A financially motivated cybercrime gang has unleashed a previously undocumented banking trojan, which can steal credentials from customers of 70 banks located in various European and South American countries.
Dubbed "Bizarro" by Kaspersky researchers, the Windows malware is "using affiliates or recruiting money mules to operationalize their attacks, cashing out or simply to helping [sic] with transfers."
The campaign consists of multiple moving parts, chief among them being the ability to trick users into entering two-factor authentication codes in fake pop-up windows that are then sent to the attackers, as well as its reliance on social engineering lures to convince visitors of banking websites into downloading a malicious smartphone app.
Bizarro, which uses compromised WordPress, Amazon, and Azure servers to host the malware, is distributed via MSI packages downloaded by victims from sketchy links in spam emails. Launching the package downloads a ZIP archive that contains a DLL written in Delphi, which subsequently injects the heavily obfuscated implant. What's more, the main module of the backdoor is configured to remain idle until it detects a connection to one of the hardcoded online banking systems.
"When Bizarro starts, it first kills all the browser processes to terminate any existing sessions with online banking websites," the researchers said. "When a user restarts the browsers, they will be forced to re-enter the bank account credentials, which will be captured by the malware. Another step Bizarro takes in order to get as many credentials as possible is to disable autocomplete in a browser."
While the trojan's primary function is to capture and exfiltrate banking credentials, the backdoor is designed to execute 100 commands from a remote server that enables it to harvest all kinds of information from Windows machines, control the victim's mouse and keyboard, log keystrokes, capture screenshots, and even limit the functionality of Windows.

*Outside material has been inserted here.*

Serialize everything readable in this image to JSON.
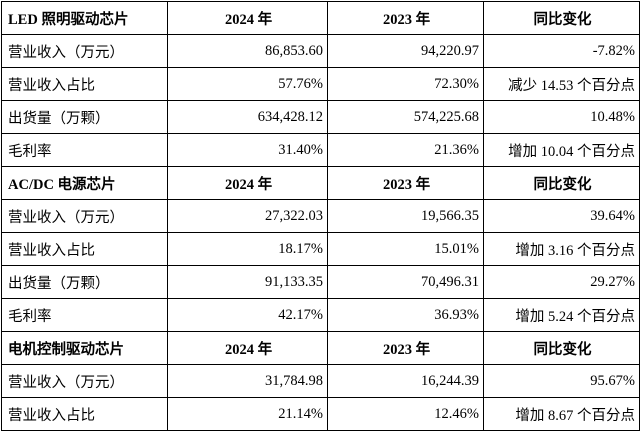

Bizarro is only the latest example of how Brazilian banking trojans are increasingly affecting Windows and Android devices, joining the likes of malware such as Guildma, Javali, Melcoz, Grandoreiro (collectively called the Tetrade), Amavaldo, Ghimob, and BRATA, while simultaneously expanding their victimology footprint across South America and Europe.
"The threat actors behind this campaign are adopting various technical methods to complicate malware analysis and detection, as well as social engineering tricks that can help convince victims to provide personal data related to their online banking accounts," the researchers said.